L'Agence nationale de sécurité sanitaire (Anses) a récemment émis une alerte concernant les compléments alimentaires à base de berbérine, un alcaloïde présent dans plusieurs plantes, dont l'épine-vinette. Ce supplément est souvent utilisé pour ses effets sur la glycémie et le cholestérol. Cependant, des précautions s'imposent pour certaines populations vulnérables.
Groupes à risque identifiés par l'Anses
Selon l'Anses, la consommation de berbérine est déconseillée aux enfants, adolescents, femmes enceintes ou allaitantes, ainsi qu’aux personnes atteintes de diabète ou ayant des antécédents de troubles cardiaques. Leurs systèmes étant plus sensibles, le risque d'effets indésirables est considérablement accru.

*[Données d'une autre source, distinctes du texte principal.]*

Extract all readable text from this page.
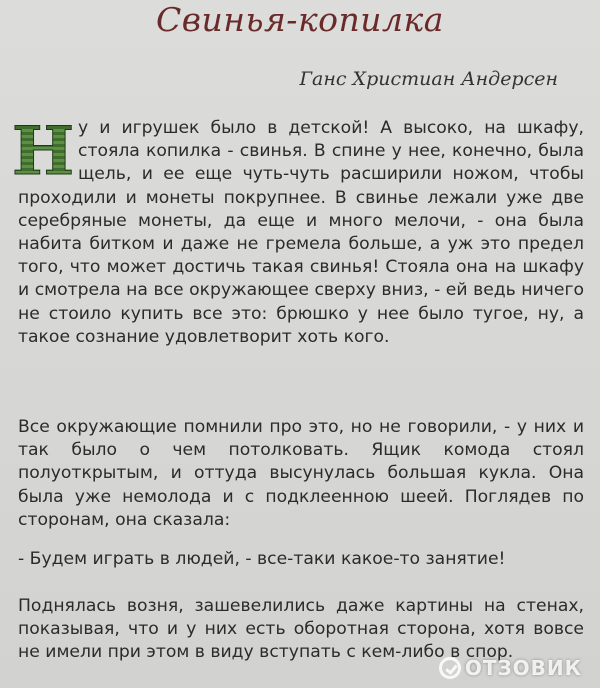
Свинья-копилка
Ганс Христиан Андерсен
Н у и игрушек было в детской! А высоко, на шкафу, стояла копилка - свинья. В спине у нее, конечно, была щель, и ее еще чуть-чуть расширили ножом, чтобы проходили и монеты покрупнее. В свинье лежали уже две серебряные монеты, да еще и много мелочи, - она была набита битком и даже не гремела больше, а уж это предел того, что может достичь такая свинья! Стояла она на шкафу и смотрела на все окружающее сверху вниз, - ей ведь ничего не стоило купить все это: брюшко у нее было тугое, ну, а такое сознание удовлетворит хоть кого.
Все окружающие помнили про это, но не говорили, - у них и так было о чем потолковать. Ящик комода стоял полуоткрытым, и оттуда высунулась большая кукла. Она была уже немолода и с подклеенною шеей. Поглядев по сторонам, она сказала:
- Будем играть в людей, - все-таки какое-то занятие!
Поднялась возня, зашевелились даже картины на стенах, показывая, что и у них есть оборотная сторона, хотя вовсе не имели при этом в виду вступать с кем-либо в спор.
ОТЗОВИК
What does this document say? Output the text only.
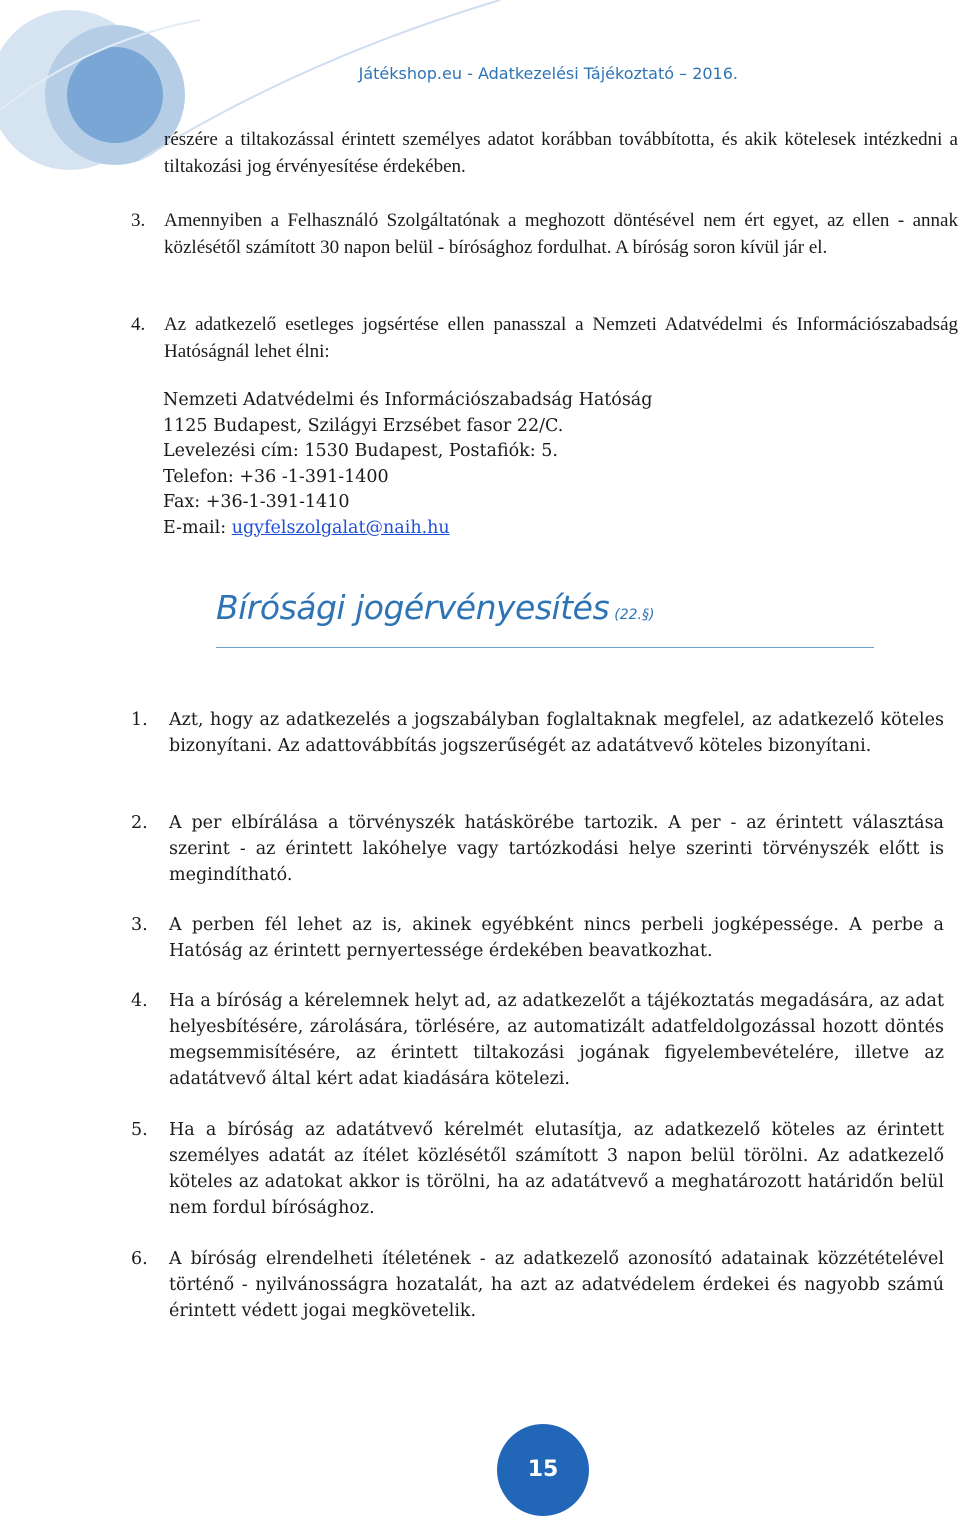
Játékshop.eu - Adatkezelési Tájékoztató – 2016.
részére a tiltakozással érintett személyes adatot korábban továbbította, és akik kötelesek intézkedni a tiltakozási jog érvényesítése érdekében.
3. Amennyiben a Felhasználó Szolgáltatónak a meghozott döntésével nem ért egyet, az ellen - annak közlésétől számított 30 napon belül - bírósághoz fordulhat. A bíróság soron kívül jár el.
4. Az adatkezelő esetleges jogsértése ellen panasszal a Nemzeti Adatvédelmi és Információszabadság Hatóságnál lehet élni:
Nemzeti Adatvédelmi és Információszabadság Hatóság
1125 Budapest, Szilágyi Erzsébet fasor 22/C.
Levelezési cím: 1530 Budapest, Postafiók: 5.
Telefon: +36 -1-391-1400
Fax: +36-1-391-1410
E-mail: ugyfelszolgalat@naih.hu
Bírósági jogérvényesítés (22.§)
1. Azt, hogy az adatkezelés a jogszabályban foglaltaknak megfelel, az adatkezelő köteles bizonyítani. Az adattovábbítás jogszerűségét az adatátvevő köteles bizonyítani.
2. A per elbírálása a törvényszék hatáskörébe tartozik. A per - az érintett választása szerint - az érintett lakóhelye vagy tartózkodási helye szerinti törvényszék előtt is megindítható.
3. A perben fél lehet az is, akinek egyébként nincs perbeli jogképessége. A perbe a Hatóság az érintett pernyertessége érdekében beavatkozhat.
4. Ha a bíróság a kérelemnek helyt ad, az adatkezelőt a tájékoztatás megadására, az adat helyesbítésére, zárolására, törlésére, az automatizált adatfeldolgozással hozott döntés megsemmisítésére, az érintett tiltakozási jogának figyelembevételére, illetve az adatátvevő által kért adat kiadására kötelezi.
5. Ha a bíróság az adatátvevő kérelmét elutasítja, az adatkezelő köteles az érintett személyes adatát az ítélet közlésétől számított 3 napon belül törölni. Az adatkezelő köteles az adatokat akkor is törölni, ha az adatátvevő a meghatározott határidőn belül nem fordul bírósághoz.
6. A bíróság elrendelheti ítéletének - az adatkezelő azonosító adatainak közzétételével történő - nyilvánosságra hozatalát, ha azt az adatvédelem érdekei és nagyobb számú érintett védett jogai megkövetelik.
15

Diversité réglementaire en Europe
La réglementation de l'usage de la berbérine diffère d'un pays à l'autre en Europe. Dans certains pays, son utilisation est totalement autorisée, tandis que d'autres, comme la Belgique, imposent des limitations strictes, y compris une dose journalière maximale de 10 mg. En France, bien que l’épine-vinette soit largement disponible sous forme de complément alimentaire, aucune dose maximale n'est encore établie, rendant la situation préoccupante pour la sécurité des consommateurs.
Conséquences pour la santé
Les recherches menées par l'Anses ont révélé que la berbérine peut affecter le métabolisme à partir d'une consommation de 400 mg par jour chez l'adulte. À cette dose, elle pourrait agir davantage comme un médicament que comme un simple complément alimentaire. Les effets secondaires potentiels incluent des troubles gastro-intestinaux, de l'hypoglycémie et de l'hypotension, rendant la prudence de mise pour ceux qui envisagent d'en consommer.